View Single Post
 
Old Oct 18, 2013, 12:50 PM
BlueWisteria BlueWisteria is offline
Member
 
Member Since: Aug 2013
Posts: 32
I feel very much the same way and I have avoided subjects that I've liked for the same reasons. School at higher levels can be so critical that it can induce a kind of learned helplessness... There isn't enough reward and there is a lot of punishment and negative feedback. Some of my hobbies were ruined because of school burn out. I haven't really been able to fix it. One course in particular I took purposely failed everyone on every assignment to prove a point, then they did some mathmagics on the marks at the end so at least some people would pass. It all felt very hostile and I had no way of really knowing the true quality of my work, even when I pressed the TAs to explain the marks they were vague and distant. I went from loving essays to hating them and not caring about school because of that. It felt like there was nothing I could do to improve, I was just a punching bag for disgruntled TAs.

What people are saying above is true, but it's easier said than done. I've always been made to care about grades and it's hard to let go of that when your entire life it's been the goal.

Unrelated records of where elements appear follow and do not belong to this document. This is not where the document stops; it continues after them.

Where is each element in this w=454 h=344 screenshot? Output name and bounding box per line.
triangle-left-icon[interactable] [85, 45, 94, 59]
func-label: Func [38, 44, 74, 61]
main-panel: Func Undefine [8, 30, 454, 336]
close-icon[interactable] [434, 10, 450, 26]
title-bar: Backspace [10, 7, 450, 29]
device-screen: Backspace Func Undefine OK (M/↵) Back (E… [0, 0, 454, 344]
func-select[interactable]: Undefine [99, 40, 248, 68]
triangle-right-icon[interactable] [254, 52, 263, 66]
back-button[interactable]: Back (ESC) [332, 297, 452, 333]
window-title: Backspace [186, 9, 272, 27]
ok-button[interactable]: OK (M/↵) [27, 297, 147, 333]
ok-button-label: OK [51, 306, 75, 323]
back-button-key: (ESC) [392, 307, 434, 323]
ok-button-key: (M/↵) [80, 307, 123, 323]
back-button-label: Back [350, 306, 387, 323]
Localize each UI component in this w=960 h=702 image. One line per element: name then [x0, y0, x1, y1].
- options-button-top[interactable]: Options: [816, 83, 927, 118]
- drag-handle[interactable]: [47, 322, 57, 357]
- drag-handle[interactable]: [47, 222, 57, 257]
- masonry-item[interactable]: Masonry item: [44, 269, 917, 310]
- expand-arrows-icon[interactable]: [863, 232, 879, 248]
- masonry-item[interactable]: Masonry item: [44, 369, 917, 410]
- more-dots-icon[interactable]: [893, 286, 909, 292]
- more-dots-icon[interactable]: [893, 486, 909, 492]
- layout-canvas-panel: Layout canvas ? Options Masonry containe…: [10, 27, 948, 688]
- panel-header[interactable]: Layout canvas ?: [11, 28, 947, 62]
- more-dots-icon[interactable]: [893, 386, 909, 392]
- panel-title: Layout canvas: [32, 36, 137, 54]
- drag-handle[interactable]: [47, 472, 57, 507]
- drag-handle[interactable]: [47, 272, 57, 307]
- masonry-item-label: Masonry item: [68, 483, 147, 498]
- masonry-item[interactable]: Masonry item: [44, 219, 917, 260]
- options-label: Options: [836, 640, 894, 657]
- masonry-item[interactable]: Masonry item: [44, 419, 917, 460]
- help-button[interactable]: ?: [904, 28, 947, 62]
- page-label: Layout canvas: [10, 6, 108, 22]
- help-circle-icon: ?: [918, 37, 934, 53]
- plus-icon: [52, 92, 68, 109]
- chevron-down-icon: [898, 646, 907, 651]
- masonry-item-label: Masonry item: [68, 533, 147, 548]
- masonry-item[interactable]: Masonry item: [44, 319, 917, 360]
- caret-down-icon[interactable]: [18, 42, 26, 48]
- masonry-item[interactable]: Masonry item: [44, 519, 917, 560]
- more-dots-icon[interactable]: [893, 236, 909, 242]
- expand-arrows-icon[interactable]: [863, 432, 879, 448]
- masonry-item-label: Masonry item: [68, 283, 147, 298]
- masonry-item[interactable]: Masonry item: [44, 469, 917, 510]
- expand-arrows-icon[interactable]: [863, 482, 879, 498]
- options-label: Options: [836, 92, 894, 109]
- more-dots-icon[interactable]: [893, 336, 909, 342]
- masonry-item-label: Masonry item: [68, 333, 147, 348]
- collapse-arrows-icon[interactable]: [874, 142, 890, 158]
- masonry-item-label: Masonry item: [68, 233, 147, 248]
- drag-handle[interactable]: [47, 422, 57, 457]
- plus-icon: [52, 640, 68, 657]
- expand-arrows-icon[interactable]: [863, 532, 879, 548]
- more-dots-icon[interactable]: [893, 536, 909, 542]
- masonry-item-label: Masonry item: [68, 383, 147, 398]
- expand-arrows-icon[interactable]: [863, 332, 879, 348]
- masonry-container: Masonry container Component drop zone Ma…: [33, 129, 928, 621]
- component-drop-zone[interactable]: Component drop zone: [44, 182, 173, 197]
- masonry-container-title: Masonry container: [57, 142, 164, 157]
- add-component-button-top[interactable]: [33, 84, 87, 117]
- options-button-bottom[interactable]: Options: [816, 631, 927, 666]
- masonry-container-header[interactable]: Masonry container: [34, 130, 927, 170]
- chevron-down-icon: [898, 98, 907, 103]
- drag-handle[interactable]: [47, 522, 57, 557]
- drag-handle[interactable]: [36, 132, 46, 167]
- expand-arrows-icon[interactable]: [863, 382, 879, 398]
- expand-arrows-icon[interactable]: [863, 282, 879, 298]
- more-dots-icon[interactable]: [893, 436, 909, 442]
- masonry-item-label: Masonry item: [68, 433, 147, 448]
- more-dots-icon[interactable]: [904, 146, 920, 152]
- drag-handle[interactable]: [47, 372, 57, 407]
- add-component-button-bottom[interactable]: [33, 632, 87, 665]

If you can somehow switch how you feel rewarded from external (grades) to internal (judging the quality of your own work) it would make things easier I think. I haven't figured out how to do that for myself. I feel like I've been hard wired to accept what authority figures say as truth, even if I consciously know they're full of it.

From people I know who have graduated though, the grades don't mean anything compared to an excellent portfolio, resume, and networking. If what you want out of this is a paid career then don't worry about getting the top marks, worry about adding value to yourself and retaining your passion so that people will want you as a musician, music teacher, composer... or whatever it is you aspire to be.